Exploring an LLM's Use in Supporting Journal Club Preparation and Discussion Among Residents

J Dent Educ. 2025 Oct 27. doi: 10.1002/jdd.70072. Online ahead of print.

Abstract

Introduction: Journal clubs (JCs) play an important role in medical education by promoting critical appraisal and evidence-based practice. However, residents often face barriers to effective participation. Some of the issues that are commonly faced include limited time and difficulty understanding complex concepts and statistics.

Methods: This study was conducted during March-September 2024 and explored the use of a custom-trained Large Language Model (LLM) as a supportive tool for JC preparation and participation among postgraduate dental residents. Using a design-based research approach, researchers implemented the LLM integrated with relevant literature. Six JC sessions were conducted with sixteen residents across two subspecialties, accompanied by structured observations, feedback forms, and pre-/and post-focus groups with residents and faculty (n = 16).

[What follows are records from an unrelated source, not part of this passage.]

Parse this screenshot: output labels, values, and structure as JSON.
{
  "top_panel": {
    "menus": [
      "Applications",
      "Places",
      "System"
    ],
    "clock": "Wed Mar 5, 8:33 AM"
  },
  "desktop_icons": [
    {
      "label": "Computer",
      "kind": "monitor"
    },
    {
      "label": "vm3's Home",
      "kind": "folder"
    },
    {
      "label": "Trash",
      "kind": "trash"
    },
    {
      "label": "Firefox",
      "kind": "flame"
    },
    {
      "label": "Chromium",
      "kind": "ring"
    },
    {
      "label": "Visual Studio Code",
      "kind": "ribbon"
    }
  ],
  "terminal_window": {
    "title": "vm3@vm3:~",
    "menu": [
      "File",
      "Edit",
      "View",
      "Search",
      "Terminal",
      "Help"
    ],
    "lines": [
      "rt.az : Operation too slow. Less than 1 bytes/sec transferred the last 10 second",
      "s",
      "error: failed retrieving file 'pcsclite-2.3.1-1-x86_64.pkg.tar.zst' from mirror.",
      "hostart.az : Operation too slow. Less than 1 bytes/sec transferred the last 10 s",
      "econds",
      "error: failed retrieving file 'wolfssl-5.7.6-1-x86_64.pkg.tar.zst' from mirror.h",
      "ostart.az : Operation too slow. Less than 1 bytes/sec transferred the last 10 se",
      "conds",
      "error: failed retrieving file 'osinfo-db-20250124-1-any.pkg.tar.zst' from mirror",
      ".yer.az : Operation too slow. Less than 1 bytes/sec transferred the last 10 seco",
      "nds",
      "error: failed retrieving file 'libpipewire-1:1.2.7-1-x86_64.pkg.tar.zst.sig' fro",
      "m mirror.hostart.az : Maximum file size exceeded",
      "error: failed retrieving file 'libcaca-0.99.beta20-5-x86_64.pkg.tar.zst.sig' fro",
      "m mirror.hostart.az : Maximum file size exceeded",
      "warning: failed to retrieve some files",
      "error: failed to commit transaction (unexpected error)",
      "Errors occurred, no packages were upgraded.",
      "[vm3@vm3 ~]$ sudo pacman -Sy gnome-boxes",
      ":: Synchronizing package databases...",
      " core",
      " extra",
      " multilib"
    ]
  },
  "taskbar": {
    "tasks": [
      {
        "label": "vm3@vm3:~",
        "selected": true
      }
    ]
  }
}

Results: Findings revealed that the LLM improved residents' comprehension of complex content, enhanced confidence, and increased engagement during discussions. Residents used the tool for summarizing articles, clarifying statistical methods, and generating discussion points. Fiftythree percent reported a positive experience of using the LLM for JC preparation, Forty-three percent were neutral, and only one response was negative. However, challenges included the need for precise prompt construction, occasional content inaccuracies, and limited depth in some specialized areas. Faculty observed enhanced participation but stressed the need for critical evaluation of LLM outputs. Both groups identified prompt-writing skills, critical thinking, and AI literacy as key competencies for effective LLM use.

Conclusions: LLMs can complement traditional teaching by supporting deeper engagement in JCs. As generative AI evolves, further research should examine its broader implications on learners' cognitive processes, epistemic trust, and educational equity.

Keywords: artificial intelligence; computer‐assisted instruction; education; graduate; medical.